9.4 Number Needed to Treat (NNT)

The NNT is one of the most clinically interpretable effect sizes:

$\text{NNT} = \frac{1}{\lvert p_{treatment} - p_{control} \rvert} = \frac{1}{\lvert \text{ARD} \rvert}$

A treatment with NNT = 5 means that on average, 5 patients must be treated for 1 additional patient to benefit compared to control.

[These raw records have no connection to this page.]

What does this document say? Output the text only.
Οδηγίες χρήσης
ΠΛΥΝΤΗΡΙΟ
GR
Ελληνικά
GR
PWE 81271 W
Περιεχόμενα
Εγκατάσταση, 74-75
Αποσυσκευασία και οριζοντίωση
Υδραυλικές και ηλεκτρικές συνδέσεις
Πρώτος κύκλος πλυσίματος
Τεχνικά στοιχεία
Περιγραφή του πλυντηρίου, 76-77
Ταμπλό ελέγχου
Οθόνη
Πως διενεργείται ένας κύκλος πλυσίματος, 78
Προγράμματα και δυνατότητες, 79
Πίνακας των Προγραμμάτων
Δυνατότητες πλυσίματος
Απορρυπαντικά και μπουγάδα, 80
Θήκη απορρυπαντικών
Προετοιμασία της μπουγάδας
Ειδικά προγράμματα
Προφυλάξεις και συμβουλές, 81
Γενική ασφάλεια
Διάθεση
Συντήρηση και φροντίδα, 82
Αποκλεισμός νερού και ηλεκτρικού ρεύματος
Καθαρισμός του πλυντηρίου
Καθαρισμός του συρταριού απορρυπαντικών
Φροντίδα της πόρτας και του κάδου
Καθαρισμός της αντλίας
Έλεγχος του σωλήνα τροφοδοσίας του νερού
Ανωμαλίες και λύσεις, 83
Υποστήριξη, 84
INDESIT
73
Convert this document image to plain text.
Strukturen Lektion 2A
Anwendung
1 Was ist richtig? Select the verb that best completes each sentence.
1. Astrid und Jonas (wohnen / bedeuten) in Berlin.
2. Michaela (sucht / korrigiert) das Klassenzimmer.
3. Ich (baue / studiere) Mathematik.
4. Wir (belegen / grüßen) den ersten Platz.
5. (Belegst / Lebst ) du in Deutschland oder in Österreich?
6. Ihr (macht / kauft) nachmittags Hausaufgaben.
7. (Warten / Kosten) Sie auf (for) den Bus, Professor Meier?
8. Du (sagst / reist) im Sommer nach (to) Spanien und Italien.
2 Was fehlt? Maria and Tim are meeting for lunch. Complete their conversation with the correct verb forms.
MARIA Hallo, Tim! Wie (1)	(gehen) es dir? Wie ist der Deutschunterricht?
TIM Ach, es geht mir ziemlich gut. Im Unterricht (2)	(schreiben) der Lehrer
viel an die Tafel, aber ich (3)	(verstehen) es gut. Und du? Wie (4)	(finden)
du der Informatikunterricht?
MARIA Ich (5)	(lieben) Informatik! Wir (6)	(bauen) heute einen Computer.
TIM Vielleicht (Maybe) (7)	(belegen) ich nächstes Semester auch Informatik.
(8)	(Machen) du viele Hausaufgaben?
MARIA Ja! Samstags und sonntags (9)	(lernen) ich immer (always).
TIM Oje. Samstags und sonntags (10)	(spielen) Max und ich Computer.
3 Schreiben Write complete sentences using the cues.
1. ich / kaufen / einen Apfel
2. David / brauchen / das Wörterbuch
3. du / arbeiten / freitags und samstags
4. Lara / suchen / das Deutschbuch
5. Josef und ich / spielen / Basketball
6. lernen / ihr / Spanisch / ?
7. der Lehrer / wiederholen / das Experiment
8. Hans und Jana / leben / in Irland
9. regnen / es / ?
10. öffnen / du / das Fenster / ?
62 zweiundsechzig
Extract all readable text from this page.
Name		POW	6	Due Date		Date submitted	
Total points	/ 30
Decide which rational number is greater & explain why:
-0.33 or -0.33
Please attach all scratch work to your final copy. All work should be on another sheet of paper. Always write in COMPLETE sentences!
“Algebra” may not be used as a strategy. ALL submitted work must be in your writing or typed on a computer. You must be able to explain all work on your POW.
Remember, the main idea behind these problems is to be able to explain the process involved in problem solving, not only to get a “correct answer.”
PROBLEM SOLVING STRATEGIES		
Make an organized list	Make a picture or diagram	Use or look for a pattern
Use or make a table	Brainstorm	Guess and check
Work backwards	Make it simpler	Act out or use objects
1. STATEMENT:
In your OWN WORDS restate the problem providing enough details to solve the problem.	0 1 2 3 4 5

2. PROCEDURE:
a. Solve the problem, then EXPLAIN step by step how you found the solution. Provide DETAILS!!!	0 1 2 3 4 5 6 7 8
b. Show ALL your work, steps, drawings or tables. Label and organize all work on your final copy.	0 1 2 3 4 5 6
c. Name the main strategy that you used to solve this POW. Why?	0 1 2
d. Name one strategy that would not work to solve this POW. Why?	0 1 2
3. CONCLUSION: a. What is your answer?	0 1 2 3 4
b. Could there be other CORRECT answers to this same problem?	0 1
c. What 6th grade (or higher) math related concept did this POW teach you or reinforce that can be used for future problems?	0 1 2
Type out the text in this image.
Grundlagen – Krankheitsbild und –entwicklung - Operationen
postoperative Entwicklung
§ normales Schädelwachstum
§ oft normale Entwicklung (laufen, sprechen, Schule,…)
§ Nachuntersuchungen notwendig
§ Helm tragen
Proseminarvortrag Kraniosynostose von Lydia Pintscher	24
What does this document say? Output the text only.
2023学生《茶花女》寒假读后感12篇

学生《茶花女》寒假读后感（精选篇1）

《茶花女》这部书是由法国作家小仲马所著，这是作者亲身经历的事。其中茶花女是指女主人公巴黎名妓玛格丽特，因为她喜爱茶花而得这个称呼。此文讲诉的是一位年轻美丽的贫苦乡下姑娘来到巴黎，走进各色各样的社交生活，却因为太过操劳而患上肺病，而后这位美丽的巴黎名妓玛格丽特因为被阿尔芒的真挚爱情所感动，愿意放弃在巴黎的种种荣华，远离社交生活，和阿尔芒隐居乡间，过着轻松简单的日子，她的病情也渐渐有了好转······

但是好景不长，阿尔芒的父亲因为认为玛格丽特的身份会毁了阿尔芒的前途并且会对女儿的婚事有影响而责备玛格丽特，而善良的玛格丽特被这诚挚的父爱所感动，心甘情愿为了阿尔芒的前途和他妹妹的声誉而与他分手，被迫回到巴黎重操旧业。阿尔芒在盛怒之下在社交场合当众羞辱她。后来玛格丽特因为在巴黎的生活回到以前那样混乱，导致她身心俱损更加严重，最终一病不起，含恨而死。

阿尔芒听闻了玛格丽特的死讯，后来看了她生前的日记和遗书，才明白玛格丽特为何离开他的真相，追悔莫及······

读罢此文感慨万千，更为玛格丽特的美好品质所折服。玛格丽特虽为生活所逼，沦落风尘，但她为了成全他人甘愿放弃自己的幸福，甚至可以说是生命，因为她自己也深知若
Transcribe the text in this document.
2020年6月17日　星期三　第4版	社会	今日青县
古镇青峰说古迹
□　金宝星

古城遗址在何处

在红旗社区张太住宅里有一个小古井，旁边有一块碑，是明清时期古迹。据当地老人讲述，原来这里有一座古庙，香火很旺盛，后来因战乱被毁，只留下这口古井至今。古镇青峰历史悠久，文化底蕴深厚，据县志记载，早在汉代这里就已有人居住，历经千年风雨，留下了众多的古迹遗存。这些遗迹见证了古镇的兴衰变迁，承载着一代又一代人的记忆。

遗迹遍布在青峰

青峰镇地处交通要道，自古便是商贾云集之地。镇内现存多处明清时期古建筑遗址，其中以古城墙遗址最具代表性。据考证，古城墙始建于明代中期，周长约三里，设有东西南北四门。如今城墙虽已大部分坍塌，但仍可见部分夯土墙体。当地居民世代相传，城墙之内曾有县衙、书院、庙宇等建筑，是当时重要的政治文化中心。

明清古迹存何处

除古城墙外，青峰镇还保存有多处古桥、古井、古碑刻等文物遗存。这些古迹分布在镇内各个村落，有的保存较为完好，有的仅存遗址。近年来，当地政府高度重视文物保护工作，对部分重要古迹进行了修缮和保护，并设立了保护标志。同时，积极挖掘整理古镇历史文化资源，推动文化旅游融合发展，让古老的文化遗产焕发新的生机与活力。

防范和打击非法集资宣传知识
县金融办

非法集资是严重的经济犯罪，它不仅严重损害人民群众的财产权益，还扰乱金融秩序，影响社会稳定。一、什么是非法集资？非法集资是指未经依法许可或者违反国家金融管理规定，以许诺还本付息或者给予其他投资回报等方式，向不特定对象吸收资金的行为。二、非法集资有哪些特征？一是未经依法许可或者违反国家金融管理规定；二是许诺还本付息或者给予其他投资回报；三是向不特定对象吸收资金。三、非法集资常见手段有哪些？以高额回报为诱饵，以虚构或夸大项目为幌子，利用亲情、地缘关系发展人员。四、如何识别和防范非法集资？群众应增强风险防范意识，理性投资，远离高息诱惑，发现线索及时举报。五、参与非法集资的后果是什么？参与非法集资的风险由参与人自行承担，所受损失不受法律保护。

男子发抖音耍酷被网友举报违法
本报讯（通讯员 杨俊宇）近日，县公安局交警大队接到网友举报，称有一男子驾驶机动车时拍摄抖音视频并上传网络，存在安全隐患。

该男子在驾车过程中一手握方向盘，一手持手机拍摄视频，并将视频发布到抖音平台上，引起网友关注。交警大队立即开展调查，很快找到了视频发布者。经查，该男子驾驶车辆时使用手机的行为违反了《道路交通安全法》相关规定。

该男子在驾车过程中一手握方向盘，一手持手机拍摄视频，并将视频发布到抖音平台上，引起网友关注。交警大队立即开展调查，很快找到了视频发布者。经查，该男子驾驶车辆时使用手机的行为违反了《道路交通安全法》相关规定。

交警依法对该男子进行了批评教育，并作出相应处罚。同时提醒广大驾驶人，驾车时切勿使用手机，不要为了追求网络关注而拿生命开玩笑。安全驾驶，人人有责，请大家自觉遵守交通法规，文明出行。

NNT	Clinical Interpretation
$1$	Every treated patient benefits (perfect)
$2 - 5$	Excellent — highly effective treatment
$5 - 10$	Good — meaningful clinical benefit
$10 - 50$	Moderate — benefit for a minority of treated patients
$> 50$	Small — many patients treated for little benefit
$\infty$	No treatment benefit (ARD = 0)

95% CI for NNT (Altman method):

$\text{NNT}_{CI} = \frac{1}{\text{ARD} \pm 1.96 \times SE_{ARD}}$

Where $SE_{ARD} = \sqrt{\frac{p_1(1-p_1)}{n_1} + \frac{p_2(1-p_2)}{n_2}}$ .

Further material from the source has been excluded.